The Mono Debian Plan,

written by Mirco Bauer <meebey@meebey.net>

Why this plan, whats wrong?

The packaging in debian of the mono suite has severals problems since the beginning of the packaging for the official debian distribution. Mainly it started with FHS problems when Mono shipped the .NET assemblies in $prefix/bin ('''.dll and '''.exe). The Debian Mono Group wrote a draft how we could address this problem. Later we ended up with having "Mono Conventions", within these conventions the main part was to integrate .NET applications flexible in the debian system and having an unified directory structure.

Today we have some serious problems with the "/usr/share/dotnet/" solution. Miguel de Icaza gave a good explanation where it breaks things.

Problems:

  1. All .NET applications needs to be patched in order to become conform with the ?MonoConvetions, with the base packages this was not a big issues, but when more and more .NET applications arrive in debian it will become a general "PITA".

  2. Integration with different runtimes is not that easy as we thought when we wrote the MonoConventions, we tried to allow running any .NET program with any .NET runtime. This in practice seems to be not possible without major changes in the programs, and even mostly impossible duo strict dependencies on mono technologies/libraries. Also sharing class libraries is not possible between runtimes, like pnet using files of the mono classlib. This fails because the classlib may call code within the mono implementation which does not exist in others.
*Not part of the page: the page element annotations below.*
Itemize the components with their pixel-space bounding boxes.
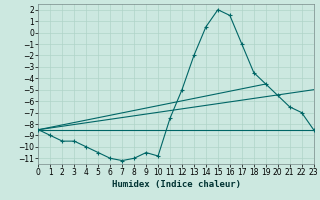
X-axis label: Humidex (Indice chaleur): Humidex (Indice chaleur) bbox=[111, 180, 241, 189]
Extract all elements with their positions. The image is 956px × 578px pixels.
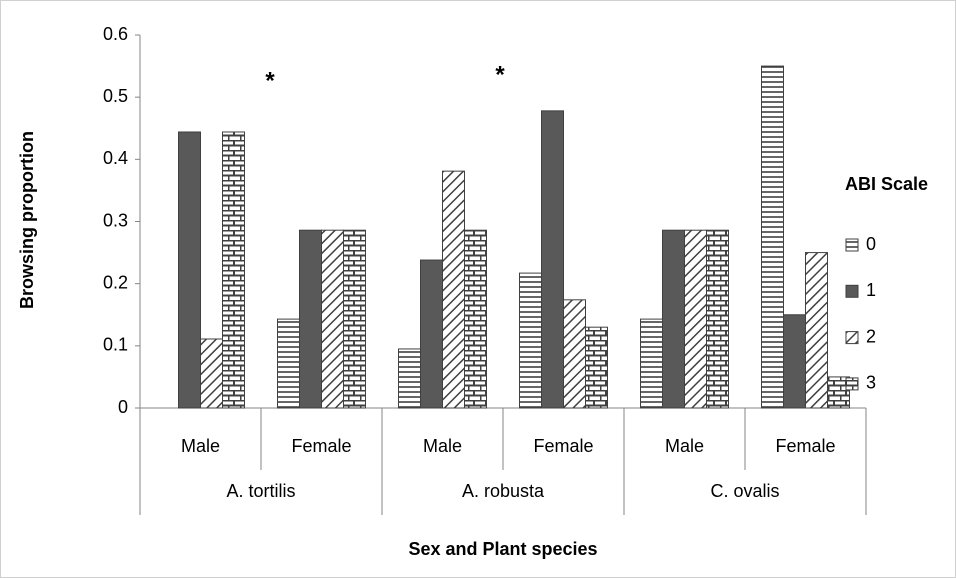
bar (178, 131, 201, 409)
legend-label: 0 (866, 234, 876, 254)
bar (200, 338, 223, 409)
bar (706, 229, 729, 409)
y-tick-label: 0.3 (103, 210, 128, 230)
bar (343, 229, 366, 409)
bar (420, 259, 443, 409)
x-tick-label: Female (291, 436, 351, 456)
y-tick-label: 0 (118, 397, 128, 417)
bar (585, 326, 608, 409)
bar (321, 229, 344, 409)
bar (519, 272, 542, 409)
annotation: * (265, 67, 275, 94)
bar (640, 318, 663, 409)
bar (783, 314, 806, 409)
legend-label: 3 (866, 373, 876, 393)
bar (277, 318, 300, 409)
legend-swatch (845, 238, 859, 252)
x-tick-label: Male (423, 436, 462, 456)
legend-title: ABI Scale (845, 174, 928, 194)
bar (761, 65, 784, 409)
group-label: A. robusta (462, 481, 545, 501)
bar (805, 252, 828, 409)
legend-label: 1 (866, 280, 876, 300)
bar (222, 131, 245, 409)
y-tick-label: 0.1 (103, 335, 128, 355)
bar (684, 229, 707, 409)
x-tick-label: Male (181, 436, 220, 456)
bar (442, 170, 465, 409)
bar (662, 229, 685, 409)
y-axis-title: Browsing proportion (17, 131, 37, 309)
x-tick-label: Female (775, 436, 835, 456)
x-tick-label: Female (533, 436, 593, 456)
legend-swatch (845, 377, 859, 391)
legend-label: 2 (866, 326, 876, 346)
group-label: A. tortilis (226, 481, 295, 501)
bar (464, 229, 487, 409)
bar (563, 299, 586, 409)
y-tick-label: 0.2 (103, 272, 128, 292)
legend-swatch (845, 284, 859, 298)
bar (299, 229, 322, 409)
group-label: C. ovalis (710, 481, 779, 501)
legend-swatch (845, 331, 859, 345)
x-tick-label: Male (665, 436, 704, 456)
y-tick-label: 0.5 (103, 86, 128, 106)
bar (827, 376, 850, 409)
bar (398, 348, 421, 409)
y-tick-label: 0.4 (103, 148, 128, 168)
x-axis-title: Sex and Plant species (408, 539, 597, 559)
bar (541, 110, 564, 409)
annotation: * (495, 61, 505, 88)
y-tick-label: 0.6 (103, 24, 128, 44)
  3. AOT (Ahead-Of-Time) feature of Mono can't work when it lives in /usr/share, it's a read-only area (by FHS).

  4. .NET is not that arch independent as we thought. The bytecode is of course itself arch-indep but when it comes to programs and libraries, those may have "define code" which depends on the architecture when it's compiled and will cause problems when used on other architectures. Currently this is not the case with Mono, but this may change with time. Xsharp is a library with does this already. Means a typical .NET application should be seen as arch-depended in the first place, in as per application basis they could be packaged as arch-indep software.

Summary:

Packaging .NET applications for Debian is pain and breaks very fast software and results in packages which do not work as expected. This also has influence for upstream authors as they see the software is changed in major ways and dislike this (who would not if someone else changes the structure of the program), when the application has problems/bugs the author may first think its related to the packaging (and this even could be often for real the case).

The Plan:

Firstly I have to say that there is no chance now for Mono to go into debian/sarge. Why? In this state (with all the problems) the packages will not do any good when it gets frozen in Sarge, it would cause huge problems later when the next stable release (etch) will follow.
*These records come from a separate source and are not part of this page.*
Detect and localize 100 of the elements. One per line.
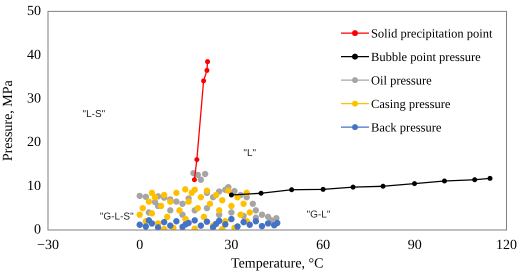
point bbox=[182, 186, 188, 193]
point bbox=[264, 220, 272, 227]
point bbox=[487, 176, 492, 181]
point bbox=[194, 204, 201, 212]
point bbox=[212, 220, 220, 228]
point bbox=[173, 190, 180, 196]
point bbox=[148, 210, 156, 217]
point bbox=[160, 192, 168, 198]
point bbox=[289, 187, 294, 192]
point bbox=[246, 209, 253, 216]
point bbox=[250, 200, 256, 207]
point bbox=[204, 68, 210, 73]
point bbox=[222, 221, 228, 228]
y-tick-label: 40 bbox=[27, 48, 41, 63]
point bbox=[219, 197, 226, 204]
point bbox=[142, 194, 150, 200]
point bbox=[198, 222, 204, 229]
legend-label: Oil pressure bbox=[370, 73, 432, 88]
legend-label: Casing pressure bbox=[370, 96, 451, 111]
point bbox=[136, 192, 143, 200]
point bbox=[182, 221, 189, 228]
point bbox=[216, 207, 222, 214]
annotation: "G-L" bbox=[306, 209, 331, 220]
point bbox=[204, 204, 210, 212]
annotation: "L-S" bbox=[82, 108, 106, 120]
point bbox=[442, 178, 447, 184]
point bbox=[136, 212, 143, 218]
legend-label: Bubble point pressure bbox=[370, 50, 482, 64]
point bbox=[140, 204, 146, 212]
point bbox=[228, 192, 234, 198]
point bbox=[146, 217, 152, 224]
y-tick-label: 20 bbox=[27, 135, 41, 150]
point bbox=[234, 223, 241, 230]
point bbox=[167, 207, 174, 214]
point bbox=[152, 194, 158, 200]
point bbox=[240, 200, 247, 207]
point bbox=[204, 218, 210, 225]
legend-label: Solid precipitation point bbox=[370, 26, 494, 40]
annotation: "G-L-S" bbox=[100, 212, 134, 223]
point bbox=[136, 222, 143, 228]
point bbox=[202, 170, 208, 178]
x-tick-label: 0 bbox=[136, 238, 144, 254]
point bbox=[205, 59, 210, 64]
point bbox=[198, 176, 204, 183]
point bbox=[258, 212, 266, 218]
point bbox=[167, 222, 174, 229]
point bbox=[179, 200, 186, 207]
y-tick-label: 10 bbox=[27, 178, 41, 194]
point bbox=[231, 188, 238, 194]
point bbox=[252, 218, 260, 224]
point bbox=[380, 184, 386, 189]
point bbox=[160, 218, 168, 226]
point bbox=[212, 192, 220, 198]
point bbox=[142, 223, 150, 230]
point bbox=[192, 217, 198, 224]
point bbox=[412, 181, 417, 186]
point bbox=[204, 187, 210, 194]
point bbox=[200, 214, 208, 220]
point bbox=[240, 218, 247, 226]
point bbox=[206, 200, 214, 207]
annotation: "L" bbox=[243, 148, 257, 160]
point bbox=[258, 190, 264, 196]
point bbox=[258, 222, 266, 230]
point bbox=[192, 225, 198, 230]
point bbox=[164, 214, 170, 220]
y-tick-label: 0 bbox=[34, 222, 41, 238]
y-axis-title: Pressure, MPa bbox=[1, 79, 16, 162]
point bbox=[350, 184, 356, 190]
y-tick-label: 30 bbox=[27, 92, 41, 107]
x-tick-label: −30 bbox=[37, 238, 59, 254]
point bbox=[192, 186, 198, 193]
point bbox=[173, 218, 180, 224]
point bbox=[228, 209, 235, 216]
point bbox=[194, 157, 200, 162]
point bbox=[252, 207, 260, 214]
point bbox=[176, 207, 183, 214]
point bbox=[154, 224, 162, 230]
point bbox=[198, 194, 204, 200]
point bbox=[148, 190, 156, 196]
point bbox=[237, 212, 244, 218]
point bbox=[228, 202, 235, 210]
point bbox=[173, 198, 180, 205]
point bbox=[472, 177, 478, 182]
legend-label: Back pressure bbox=[370, 120, 442, 134]
point bbox=[158, 202, 164, 210]
x-tick-label: 90 bbox=[408, 238, 422, 254]
y-tick-label: 50 bbox=[27, 4, 41, 20]
point bbox=[146, 198, 152, 205]
x-axis-title: Temperature, °C bbox=[231, 256, 324, 272]
point bbox=[225, 187, 232, 194]
point bbox=[246, 222, 253, 228]
point bbox=[192, 177, 197, 182]
point bbox=[228, 216, 235, 222]
point bbox=[201, 78, 206, 84]
point bbox=[320, 186, 326, 192]
point bbox=[185, 198, 192, 205]
x-tick-label: 60 bbox=[316, 238, 330, 254]
x-tick-label: 30 bbox=[224, 238, 238, 254]
point bbox=[274, 220, 280, 226]
x-tick-label: 120 bbox=[496, 238, 517, 254]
We drop the current MonoConventions and start with a .NET policy draft for Debian, with general conditions, not as aggressive as the MonoConventions does. It will define mainly: runtime integration (if possible at all), package naming, library handling and dependency tracking.

Next, we will package Mono 1.1.x, it solves the FHS problems. Beginning with Mono 1.1.3, all the assemblies are located in $prefix/lib/mono/VERSION (1.0 uses $prefix/bin). Other Mono applications follow this new structure, means other applications are also fine with the FHS. Mono 1.1.3 ships now in one tarball (containing the whole source), this makes the management of automated building a lot easier.

Mono 1.1 based on the .NET policy will be uploaded to experimental. When it's well tested with several applications, we will upload it to sid.

We will maintain and provide Debian packages for Sarge and offer them via go-mono.org, this should allow all Debian Sarge users to get good Mono packages for debian.